The National Labor Relations Act, rightfully called the Magna Carta of workers rights in the United States, was enacted in 1935 to support the practice and procedure of collective bargaining for workers in the United States. Known as the Wagner Act, this landmark legislation protects the exercise of workers of full freedom of association, self-organization and designation of representatives of their own choosing in order to negotiate the terms and conditions of their employment or other mutual aid or protection.
On this Labor Day, union membership continues to decline. There are many reasons for this shrinkage: the restructuring of the economy away from manufacturing toward services, the advance of workers in past generations into the middle class and union-busting tactics by corporations and institutions. But as workers share of national income has declined over the last two decades, as the middle class has shrunk and inequality has grown, why have unions not rebounded? One reason is the impediments put in the way of union organizing by the regulations and judgments of the National Labor Relations Board. Chief among these is the requirement of secret ballot elections, now so encumbered with legal obstacles that union-busting businesses have the upper hand over workers seeking to organize.
To level the playing field, the House passed the Employee Free Choice Act last March, which would permit unions to organize if the majority of workers gave their authorization by what is usually called a check-card method, the procedure followed in most of the industrialized world. But in June a motion to close debate and move to a vote in the Senate, where 60 votes are needed to end a filibuster, failed 51 to 48.
The E.F.C.A. would restore the organizing procedure that was established in the Wagner Act. The bill would also provide workers with some countervailing power in the form of mandatory injunctions against unfair labor practices committed during organizing campaigns. Opponents maintain that restoring the older procedures would eliminate government supervision, violate worker privacy and expose workers to union coercion.
The N.L.R.B., an independent federal agency established in 1935, was created to enforce the N.L.R.A. primarily through recognizing a union as legitimate if it had been selected by workers who signed authorization cards and by ruling on grievances that workers brought against employers. The mission of the N.L.R.B. was altered significantly, however, with the passage of the anti-union Taft-Hartley or Labor-Management Relations Act of 1947. Taft-Hartley permits employers to recognize a union voluntarily after the presentation of signed cards, but it also allows employers to demand a secret ballot election that forces workers to vote for or against their earlier choice. Accordingly, today the vast majority of employers refuse to recognize the authorization cards in favor of a much more time-consuming election that is supervised by the N.L.R.B.
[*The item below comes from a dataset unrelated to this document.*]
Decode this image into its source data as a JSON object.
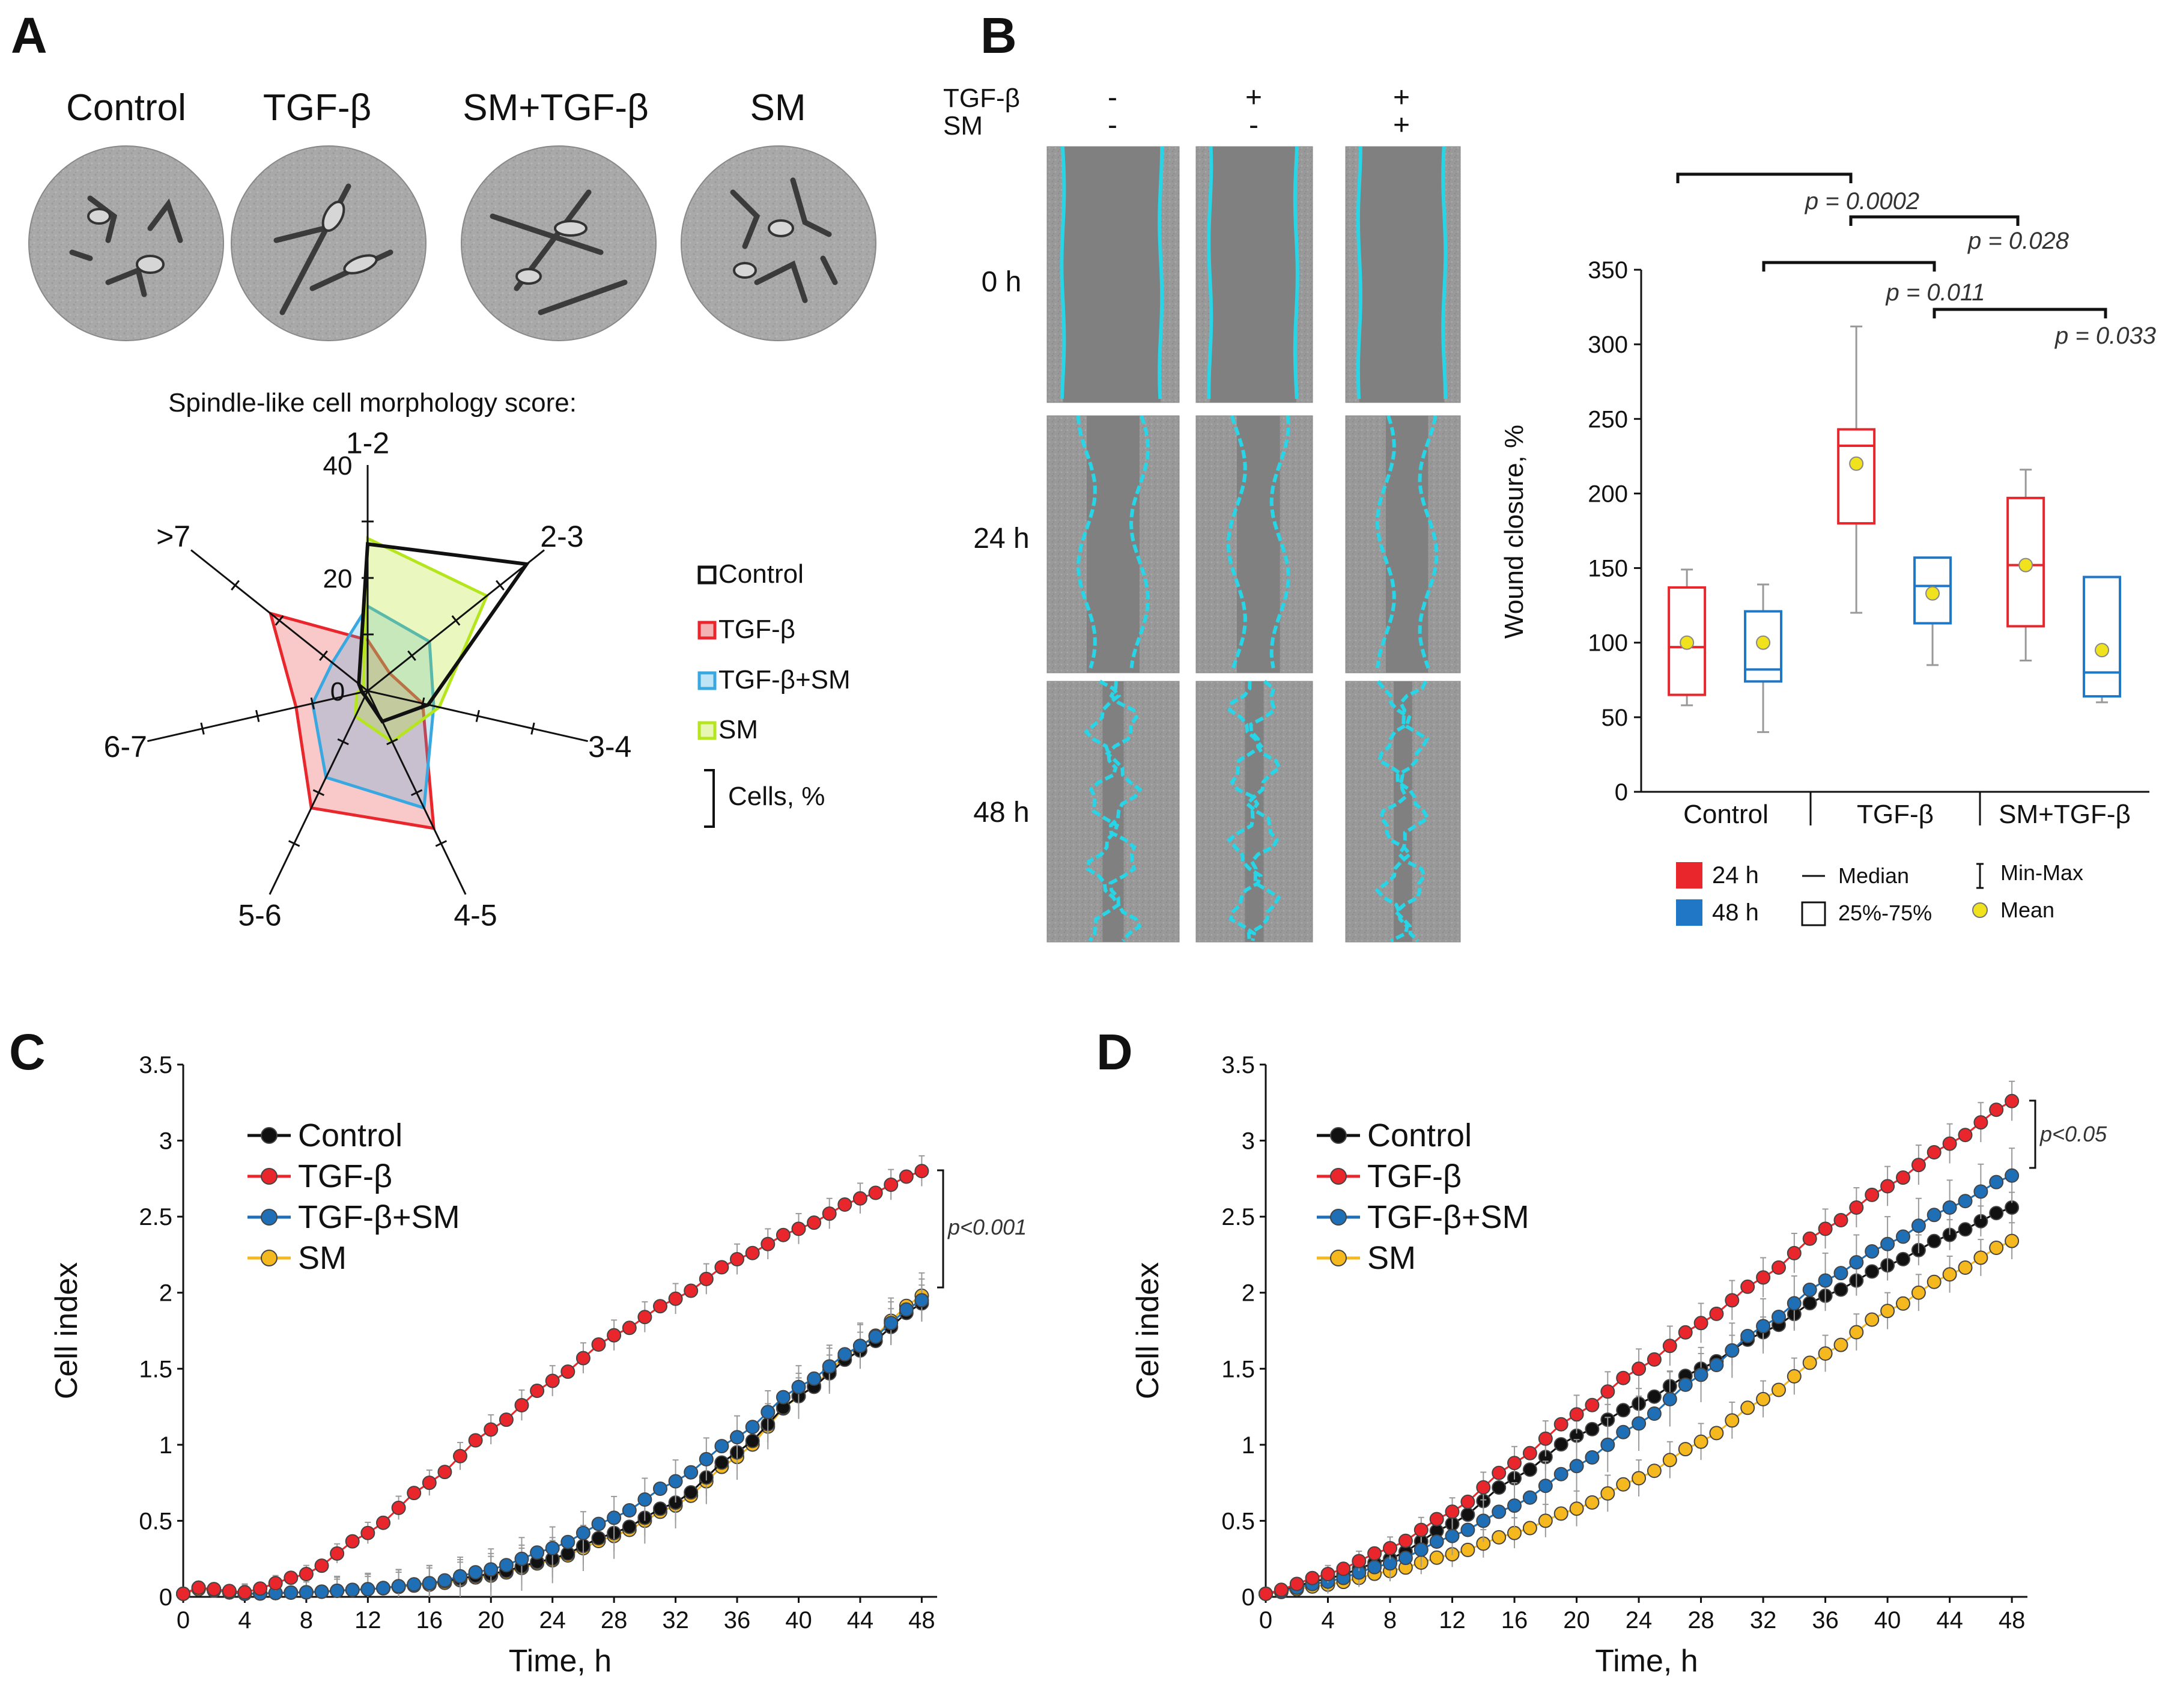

The trial-like N.L.R.B. hearings that precede a secret ballot election afford the employer numerous opportunities to discredit the workers choice as expressed through their signed cards. Employers hire sophisticated and expensive union avoidance firms that essentially put the workers on trial by challenging the size and composition of the bargaining unit, an individuals status as an employee under the N.L.R.A. and by engaging in other legal maneuvers designed to discredit the union. It can take years before an election is ordered and even longer before bargaining begins, since some employers reject the election and must be compelled to bargain by federal courts.
The Employee Free Choice Act would restore rights that workers have lost through the years. The Act would require the N.L.R.B. to certify a union as the exclusive representative of the employees when a majority of the employees in a unit appropriate for bargaining has signed valid authorizations. Since E.F.C.A. essentially recognizes the signing of authorization cards as an election, there is no need for yet another election that is demanded by employers. The act would also streamline contract negotiations by requiring that parties who cannot agree to a first bargaining agreement within 120 days must submit the disputed issues to arbitration.
The Employee Free Choice Act is the most important piece of labor legislation in the past 72 years. Both the spirit and the letter of this act strongly resonate with Catholic social teaching, from Rerum Novarum to Laborem Exercens. It deserves to be made the law of the land.